Artificial Intelligence (AI) has made huge progress in the last few years. Applications are now deployed and have a real impact on society. The press regularly echoes concerns, from the general public as well as from professionals and even researchers themselves: if AI has achieved human-like performance on various tasks, should we fear the consequences? For example, the production of ‘fake news’ and ‘deep fake’ on a large scale can be a danger for democracy. If language models reflect or even amplify the biases of the training data, there is a risk of discrimination. etc.

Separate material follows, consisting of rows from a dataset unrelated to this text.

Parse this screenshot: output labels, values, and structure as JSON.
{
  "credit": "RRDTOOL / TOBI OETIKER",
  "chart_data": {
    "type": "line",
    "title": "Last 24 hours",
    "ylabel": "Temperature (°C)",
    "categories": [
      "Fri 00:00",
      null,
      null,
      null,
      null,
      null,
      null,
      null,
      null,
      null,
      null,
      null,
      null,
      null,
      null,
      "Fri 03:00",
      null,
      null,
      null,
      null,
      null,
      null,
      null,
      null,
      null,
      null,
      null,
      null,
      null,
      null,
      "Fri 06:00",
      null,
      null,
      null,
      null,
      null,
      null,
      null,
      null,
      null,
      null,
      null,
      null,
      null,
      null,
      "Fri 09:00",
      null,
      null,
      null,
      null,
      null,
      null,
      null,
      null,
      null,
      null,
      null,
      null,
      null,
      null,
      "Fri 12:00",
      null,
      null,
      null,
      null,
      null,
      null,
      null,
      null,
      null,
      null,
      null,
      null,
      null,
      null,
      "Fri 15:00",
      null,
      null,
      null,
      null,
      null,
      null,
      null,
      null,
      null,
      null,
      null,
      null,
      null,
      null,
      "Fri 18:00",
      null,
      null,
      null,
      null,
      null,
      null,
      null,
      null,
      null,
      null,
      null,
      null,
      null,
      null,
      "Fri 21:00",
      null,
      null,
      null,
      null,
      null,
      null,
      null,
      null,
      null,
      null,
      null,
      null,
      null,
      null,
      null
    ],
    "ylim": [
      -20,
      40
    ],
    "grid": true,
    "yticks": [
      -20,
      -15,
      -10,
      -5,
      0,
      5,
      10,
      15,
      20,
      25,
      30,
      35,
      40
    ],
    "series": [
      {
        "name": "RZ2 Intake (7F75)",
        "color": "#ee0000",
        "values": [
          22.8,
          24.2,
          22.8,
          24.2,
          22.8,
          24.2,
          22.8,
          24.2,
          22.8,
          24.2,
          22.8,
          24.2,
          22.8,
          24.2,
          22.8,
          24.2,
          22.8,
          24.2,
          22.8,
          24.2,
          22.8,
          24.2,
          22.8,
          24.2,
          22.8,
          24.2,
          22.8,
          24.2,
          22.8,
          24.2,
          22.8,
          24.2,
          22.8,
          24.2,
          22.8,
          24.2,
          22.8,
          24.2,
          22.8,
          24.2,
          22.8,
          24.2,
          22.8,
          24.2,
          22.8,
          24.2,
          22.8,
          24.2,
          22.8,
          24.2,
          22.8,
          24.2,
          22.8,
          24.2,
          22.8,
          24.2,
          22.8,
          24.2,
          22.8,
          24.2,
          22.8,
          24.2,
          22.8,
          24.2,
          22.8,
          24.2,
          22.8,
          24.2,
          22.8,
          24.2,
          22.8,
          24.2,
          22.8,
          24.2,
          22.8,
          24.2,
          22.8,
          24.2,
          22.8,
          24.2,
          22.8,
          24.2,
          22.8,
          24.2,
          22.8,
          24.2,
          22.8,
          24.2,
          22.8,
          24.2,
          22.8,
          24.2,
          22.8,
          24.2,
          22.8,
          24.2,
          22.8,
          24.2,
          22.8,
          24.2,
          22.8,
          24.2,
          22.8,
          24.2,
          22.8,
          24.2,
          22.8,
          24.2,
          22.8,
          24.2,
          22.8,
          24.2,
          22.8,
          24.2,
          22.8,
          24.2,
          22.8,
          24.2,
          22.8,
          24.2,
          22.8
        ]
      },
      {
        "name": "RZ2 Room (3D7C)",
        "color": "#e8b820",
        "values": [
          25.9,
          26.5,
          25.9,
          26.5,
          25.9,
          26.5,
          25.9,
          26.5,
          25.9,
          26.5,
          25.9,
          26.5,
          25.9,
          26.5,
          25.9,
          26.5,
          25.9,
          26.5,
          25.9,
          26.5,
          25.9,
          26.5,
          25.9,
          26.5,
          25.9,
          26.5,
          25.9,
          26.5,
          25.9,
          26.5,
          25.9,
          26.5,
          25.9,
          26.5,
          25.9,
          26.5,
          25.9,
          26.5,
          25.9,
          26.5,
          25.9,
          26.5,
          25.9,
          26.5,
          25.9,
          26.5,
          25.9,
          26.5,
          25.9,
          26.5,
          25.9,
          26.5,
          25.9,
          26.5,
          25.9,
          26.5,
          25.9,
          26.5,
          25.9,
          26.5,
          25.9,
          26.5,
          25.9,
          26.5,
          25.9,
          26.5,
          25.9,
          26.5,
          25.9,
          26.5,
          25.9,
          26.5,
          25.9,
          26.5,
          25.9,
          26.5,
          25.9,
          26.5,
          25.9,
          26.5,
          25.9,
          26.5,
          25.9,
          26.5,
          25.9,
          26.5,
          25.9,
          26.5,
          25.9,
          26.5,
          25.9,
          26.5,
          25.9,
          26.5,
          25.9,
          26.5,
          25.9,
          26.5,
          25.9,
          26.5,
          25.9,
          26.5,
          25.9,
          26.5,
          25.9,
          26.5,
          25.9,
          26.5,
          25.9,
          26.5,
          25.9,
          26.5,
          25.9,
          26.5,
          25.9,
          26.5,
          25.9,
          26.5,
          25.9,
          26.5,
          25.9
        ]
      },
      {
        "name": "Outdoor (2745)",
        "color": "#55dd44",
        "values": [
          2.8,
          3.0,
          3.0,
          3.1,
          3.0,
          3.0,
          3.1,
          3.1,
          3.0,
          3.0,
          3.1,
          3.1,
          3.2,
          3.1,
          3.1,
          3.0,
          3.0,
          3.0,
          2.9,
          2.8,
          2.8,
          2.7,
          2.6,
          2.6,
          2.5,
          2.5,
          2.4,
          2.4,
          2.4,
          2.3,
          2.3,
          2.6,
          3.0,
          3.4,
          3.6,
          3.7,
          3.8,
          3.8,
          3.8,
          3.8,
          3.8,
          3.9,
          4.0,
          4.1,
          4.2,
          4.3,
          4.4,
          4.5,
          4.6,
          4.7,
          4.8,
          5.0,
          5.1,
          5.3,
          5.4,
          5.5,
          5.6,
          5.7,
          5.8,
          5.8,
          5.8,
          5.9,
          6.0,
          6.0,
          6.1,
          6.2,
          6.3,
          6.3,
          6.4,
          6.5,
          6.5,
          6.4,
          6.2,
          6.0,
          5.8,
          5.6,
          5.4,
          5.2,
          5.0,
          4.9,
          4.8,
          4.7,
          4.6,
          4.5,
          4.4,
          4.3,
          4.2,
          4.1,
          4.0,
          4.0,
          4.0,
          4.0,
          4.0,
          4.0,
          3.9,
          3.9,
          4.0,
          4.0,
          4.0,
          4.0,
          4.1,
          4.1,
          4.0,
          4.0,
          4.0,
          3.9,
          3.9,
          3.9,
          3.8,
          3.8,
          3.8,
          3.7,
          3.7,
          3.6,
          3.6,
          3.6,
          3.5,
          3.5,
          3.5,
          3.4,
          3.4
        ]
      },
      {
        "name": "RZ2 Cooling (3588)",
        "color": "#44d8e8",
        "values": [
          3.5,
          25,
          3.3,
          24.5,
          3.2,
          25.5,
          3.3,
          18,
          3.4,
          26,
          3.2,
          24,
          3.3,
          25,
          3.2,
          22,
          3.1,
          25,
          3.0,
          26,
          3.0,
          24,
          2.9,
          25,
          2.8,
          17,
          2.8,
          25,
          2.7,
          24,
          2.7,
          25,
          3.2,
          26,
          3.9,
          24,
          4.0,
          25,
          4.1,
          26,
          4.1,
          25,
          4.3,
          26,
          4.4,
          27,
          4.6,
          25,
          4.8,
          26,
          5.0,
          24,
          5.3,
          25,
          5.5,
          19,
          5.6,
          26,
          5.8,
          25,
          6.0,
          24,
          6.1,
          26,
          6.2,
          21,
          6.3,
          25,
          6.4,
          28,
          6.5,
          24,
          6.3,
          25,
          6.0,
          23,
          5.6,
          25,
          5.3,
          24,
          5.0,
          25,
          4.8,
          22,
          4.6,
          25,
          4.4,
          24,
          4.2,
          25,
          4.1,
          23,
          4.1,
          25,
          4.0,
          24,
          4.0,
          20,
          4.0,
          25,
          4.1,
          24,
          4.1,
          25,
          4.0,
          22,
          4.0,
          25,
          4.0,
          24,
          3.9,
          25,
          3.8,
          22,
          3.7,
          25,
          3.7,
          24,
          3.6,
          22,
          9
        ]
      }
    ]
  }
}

In this presentation, we will come back to these thorny and topical questions. We will remind some well-known cases, which have made the headlines, where AI has been called into question in various ways. It seems pretty clear that some scandals could have been avoided and were due to problematic deployment of poorly developed systems. However, beyond that, we will show that the issues raised are complex: the notion of bias, for example, implies the idea of ​​a norm. Who sets the standard? And, if unbiasing the models seems a laudable goal in itself, who could decide what a neutral, unbiased model would be? The notion of human or superhuman performance (which suggests a risk of loss of control of the human against the machine) must also be questioned: we still seem far from a general, autonomous AI, able to take power against humans.

In the end, our position is close to that of Kate Crawford: AI is too often described as an autonomous force, whereas it is made by humans, for humans, with specific interests that have to be unraveled. It is also clear that we, as researchers, have our responsibilities too and we cannot hide behind the supposed neutrality of technology. A better account of what the technology can do, and cannot do, would help raise the debate on these important questions.